OK – after further thought I think I have got it.
The whole controversy (if indeed it is) only arises because two separate but related things have got seriously entangled..and it is difficult to unpick the one from the other.
Q1: Has anyone shown there to be anything scientifically wrong with the work as published?
A1: No
Q2: Under academic conventions, should the whole credit for this work go to the stated authors?
A2: Under academic convention, possibly not…there may have been a minor technical breach of the citations convention.
Q3: Does the answer to Q2 mean that the actual content of the paper can/should be ignored/discarded?
A3: No.
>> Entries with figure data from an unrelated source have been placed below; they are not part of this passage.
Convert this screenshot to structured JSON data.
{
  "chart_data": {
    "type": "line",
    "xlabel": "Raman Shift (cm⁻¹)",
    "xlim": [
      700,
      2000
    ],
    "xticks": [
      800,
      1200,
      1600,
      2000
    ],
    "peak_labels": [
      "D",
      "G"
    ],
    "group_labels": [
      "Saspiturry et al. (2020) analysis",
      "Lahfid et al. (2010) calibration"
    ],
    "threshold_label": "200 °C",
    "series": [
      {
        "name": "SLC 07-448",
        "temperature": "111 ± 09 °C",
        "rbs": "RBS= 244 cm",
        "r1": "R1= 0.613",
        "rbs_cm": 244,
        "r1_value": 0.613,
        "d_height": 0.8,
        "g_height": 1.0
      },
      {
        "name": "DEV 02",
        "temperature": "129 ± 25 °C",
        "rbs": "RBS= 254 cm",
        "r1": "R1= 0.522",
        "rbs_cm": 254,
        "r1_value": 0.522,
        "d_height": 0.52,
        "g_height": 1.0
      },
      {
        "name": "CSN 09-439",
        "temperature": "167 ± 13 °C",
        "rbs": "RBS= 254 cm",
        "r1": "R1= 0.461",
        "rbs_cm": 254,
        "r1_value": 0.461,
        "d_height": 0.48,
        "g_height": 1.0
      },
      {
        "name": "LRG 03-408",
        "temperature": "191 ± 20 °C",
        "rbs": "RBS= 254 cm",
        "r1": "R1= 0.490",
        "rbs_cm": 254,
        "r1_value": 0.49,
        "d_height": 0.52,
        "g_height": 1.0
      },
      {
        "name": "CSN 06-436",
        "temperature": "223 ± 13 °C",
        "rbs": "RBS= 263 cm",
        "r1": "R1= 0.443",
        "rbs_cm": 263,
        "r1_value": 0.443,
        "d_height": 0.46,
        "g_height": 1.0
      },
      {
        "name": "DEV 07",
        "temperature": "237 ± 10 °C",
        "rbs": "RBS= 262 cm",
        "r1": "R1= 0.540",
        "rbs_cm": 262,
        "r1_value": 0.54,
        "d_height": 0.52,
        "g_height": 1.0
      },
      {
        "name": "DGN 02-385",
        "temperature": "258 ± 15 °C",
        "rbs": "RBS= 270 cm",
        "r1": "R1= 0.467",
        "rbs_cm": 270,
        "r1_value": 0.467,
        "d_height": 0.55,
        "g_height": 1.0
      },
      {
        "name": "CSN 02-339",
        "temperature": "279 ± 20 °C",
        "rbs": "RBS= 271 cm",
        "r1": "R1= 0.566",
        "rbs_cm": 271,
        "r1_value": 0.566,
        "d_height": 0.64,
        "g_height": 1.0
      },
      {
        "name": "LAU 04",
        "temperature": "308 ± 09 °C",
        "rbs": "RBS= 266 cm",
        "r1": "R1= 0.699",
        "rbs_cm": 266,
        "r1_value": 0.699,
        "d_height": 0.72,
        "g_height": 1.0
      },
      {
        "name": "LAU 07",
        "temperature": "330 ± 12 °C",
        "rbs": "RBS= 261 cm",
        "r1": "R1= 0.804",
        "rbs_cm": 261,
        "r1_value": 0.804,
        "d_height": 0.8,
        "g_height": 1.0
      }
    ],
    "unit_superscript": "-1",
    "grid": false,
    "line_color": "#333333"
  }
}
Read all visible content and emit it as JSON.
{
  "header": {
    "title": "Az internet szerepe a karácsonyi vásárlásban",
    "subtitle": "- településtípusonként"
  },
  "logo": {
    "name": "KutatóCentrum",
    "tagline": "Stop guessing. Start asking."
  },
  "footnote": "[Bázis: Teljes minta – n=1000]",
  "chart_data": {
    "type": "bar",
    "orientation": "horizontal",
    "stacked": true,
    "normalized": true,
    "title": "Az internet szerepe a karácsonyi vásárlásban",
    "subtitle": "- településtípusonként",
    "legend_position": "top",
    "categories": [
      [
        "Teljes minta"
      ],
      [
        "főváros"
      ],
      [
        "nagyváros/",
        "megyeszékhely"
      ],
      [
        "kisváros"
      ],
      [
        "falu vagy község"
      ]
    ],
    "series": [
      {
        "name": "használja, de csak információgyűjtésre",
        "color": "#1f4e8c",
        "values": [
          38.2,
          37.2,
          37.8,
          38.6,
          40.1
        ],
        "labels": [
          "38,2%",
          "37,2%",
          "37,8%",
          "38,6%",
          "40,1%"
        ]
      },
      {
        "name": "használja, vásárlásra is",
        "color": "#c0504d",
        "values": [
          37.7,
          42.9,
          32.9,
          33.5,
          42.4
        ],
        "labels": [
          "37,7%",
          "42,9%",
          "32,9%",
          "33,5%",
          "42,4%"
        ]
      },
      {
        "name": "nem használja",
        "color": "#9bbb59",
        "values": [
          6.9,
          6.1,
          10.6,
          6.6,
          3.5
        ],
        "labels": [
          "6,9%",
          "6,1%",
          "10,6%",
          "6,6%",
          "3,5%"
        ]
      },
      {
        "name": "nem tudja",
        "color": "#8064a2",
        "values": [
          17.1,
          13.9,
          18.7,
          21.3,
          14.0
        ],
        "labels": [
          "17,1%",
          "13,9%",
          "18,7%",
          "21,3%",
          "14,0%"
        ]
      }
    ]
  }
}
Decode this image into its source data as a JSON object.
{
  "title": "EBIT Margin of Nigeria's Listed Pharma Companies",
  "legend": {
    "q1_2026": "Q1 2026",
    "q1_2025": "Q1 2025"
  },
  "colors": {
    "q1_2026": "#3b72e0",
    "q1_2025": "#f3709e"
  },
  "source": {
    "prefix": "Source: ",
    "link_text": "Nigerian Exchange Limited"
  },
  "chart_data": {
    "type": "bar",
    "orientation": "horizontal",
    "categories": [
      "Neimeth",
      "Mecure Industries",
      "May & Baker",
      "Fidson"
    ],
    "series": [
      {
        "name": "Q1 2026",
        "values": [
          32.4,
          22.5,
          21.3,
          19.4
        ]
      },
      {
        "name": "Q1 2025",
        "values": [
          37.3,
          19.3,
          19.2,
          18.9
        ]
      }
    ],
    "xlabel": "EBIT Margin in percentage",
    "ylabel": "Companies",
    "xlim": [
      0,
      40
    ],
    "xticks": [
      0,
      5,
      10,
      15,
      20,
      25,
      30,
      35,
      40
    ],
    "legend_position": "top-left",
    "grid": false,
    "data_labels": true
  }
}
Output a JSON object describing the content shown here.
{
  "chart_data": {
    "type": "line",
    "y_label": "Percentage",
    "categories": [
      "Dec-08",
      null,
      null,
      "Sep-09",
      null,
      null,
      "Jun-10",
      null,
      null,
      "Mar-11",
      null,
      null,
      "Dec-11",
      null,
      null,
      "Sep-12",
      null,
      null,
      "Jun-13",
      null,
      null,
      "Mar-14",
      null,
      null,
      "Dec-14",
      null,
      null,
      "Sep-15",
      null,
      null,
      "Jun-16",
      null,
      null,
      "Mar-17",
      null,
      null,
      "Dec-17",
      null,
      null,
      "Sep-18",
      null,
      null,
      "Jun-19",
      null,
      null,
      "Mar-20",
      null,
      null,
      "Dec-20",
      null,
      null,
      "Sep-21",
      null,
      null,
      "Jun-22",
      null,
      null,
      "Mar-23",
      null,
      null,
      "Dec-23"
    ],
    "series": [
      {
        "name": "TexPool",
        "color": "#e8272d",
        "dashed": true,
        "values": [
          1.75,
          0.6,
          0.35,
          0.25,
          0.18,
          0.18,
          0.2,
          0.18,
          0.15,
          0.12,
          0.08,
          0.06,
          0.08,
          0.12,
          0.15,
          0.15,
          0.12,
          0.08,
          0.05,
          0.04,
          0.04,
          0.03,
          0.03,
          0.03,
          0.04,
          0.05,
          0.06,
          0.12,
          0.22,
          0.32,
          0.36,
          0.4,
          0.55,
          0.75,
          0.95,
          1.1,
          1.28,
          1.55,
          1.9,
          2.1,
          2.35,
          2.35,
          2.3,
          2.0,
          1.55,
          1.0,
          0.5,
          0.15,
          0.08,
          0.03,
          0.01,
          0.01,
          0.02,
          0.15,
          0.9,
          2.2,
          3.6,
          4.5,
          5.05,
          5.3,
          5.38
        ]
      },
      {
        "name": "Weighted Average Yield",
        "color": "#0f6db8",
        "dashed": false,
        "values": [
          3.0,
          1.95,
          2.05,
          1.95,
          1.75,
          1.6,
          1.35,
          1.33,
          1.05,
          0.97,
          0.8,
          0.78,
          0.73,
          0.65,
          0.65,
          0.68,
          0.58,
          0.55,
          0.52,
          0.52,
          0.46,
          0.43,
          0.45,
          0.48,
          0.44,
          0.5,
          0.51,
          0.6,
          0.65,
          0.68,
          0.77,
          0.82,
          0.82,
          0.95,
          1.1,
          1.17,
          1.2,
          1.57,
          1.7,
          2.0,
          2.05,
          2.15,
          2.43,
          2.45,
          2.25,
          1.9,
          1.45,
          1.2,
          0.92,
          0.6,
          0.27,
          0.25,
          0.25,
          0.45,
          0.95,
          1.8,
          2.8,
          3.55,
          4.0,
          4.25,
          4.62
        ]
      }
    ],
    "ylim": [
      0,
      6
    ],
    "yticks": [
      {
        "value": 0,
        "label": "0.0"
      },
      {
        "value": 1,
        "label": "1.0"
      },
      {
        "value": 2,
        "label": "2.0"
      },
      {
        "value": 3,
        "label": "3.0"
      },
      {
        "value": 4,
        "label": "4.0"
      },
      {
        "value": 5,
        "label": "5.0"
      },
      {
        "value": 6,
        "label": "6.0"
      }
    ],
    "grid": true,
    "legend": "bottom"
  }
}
The answer to Q2 has no effect on the paper’s scientific content.
Q4: Is this row a storm in an academic teacup and largely irrelevant to the debate?
A4: Yes
Q5: Does it make some academics look like a bunch of self-important precious prima donnas, ever able to see the mote in another’s eye while missing the big picture?
A5: I leave as an exercise to the lay reader……………..

May 19, 2011 2:49 am

Richard,
Yasmin Said was not a foreign exchange student – she was Associate Editor of the Journal where it appeared.

Bloke down the pub
May 19, 2011 2:51 am

Back in the days before the internet, if you wanted to copy someone elses work it was likely that you had to read it at very least. Now big chunks of script can be pasted without any thought as to it’s meaning.

David
May 19, 2011 3:15 am

RE Professor Bob Ryan says:
May 19, 2011 at 1:16 am
Very well stated sir!

kadaka (KD Knoebel)
May 19, 2011 3:26 am

Nick Stokes said on May 19, 2011 at 2:49 am:

Richard,
Yasmin Said was not a foreign exchange student – she was Associate Editor of the Journal where it appeared.

So what are you saying Nick?
This has been portrayed as Wegman bypassing peer review by submitting it to his friend who waved it through for publication.
Is what really happened was an associate editor got a paper they lead-authored quickly published at their journal without peer review?

May 19, 2011 3:30 am

The ongoing search for participants in the climate debate (or any other area of society, for that matter) that successfully hold themselves to the highest standards of scientific integrity is likely to take a while
Diogenes is still looking.

bigcitylib
May 19, 2011 3:56 am

The student’s name was Denise Reeves. Doesn’t sound very foreign to me.

May 19, 2011 4:12 am

Don’t quote yourself without attribution.

May 19, 2011 4:15 am

Don’t quote yourself without attribution.[1]
[1]Watts Up With That, Nielsen-Gammon interviews North and others on Wegman – plagiarism may be related to a cultural misunderstanding by foreign exchange student, 18 May 2011, in the comments 19 May 2011 04:12 am.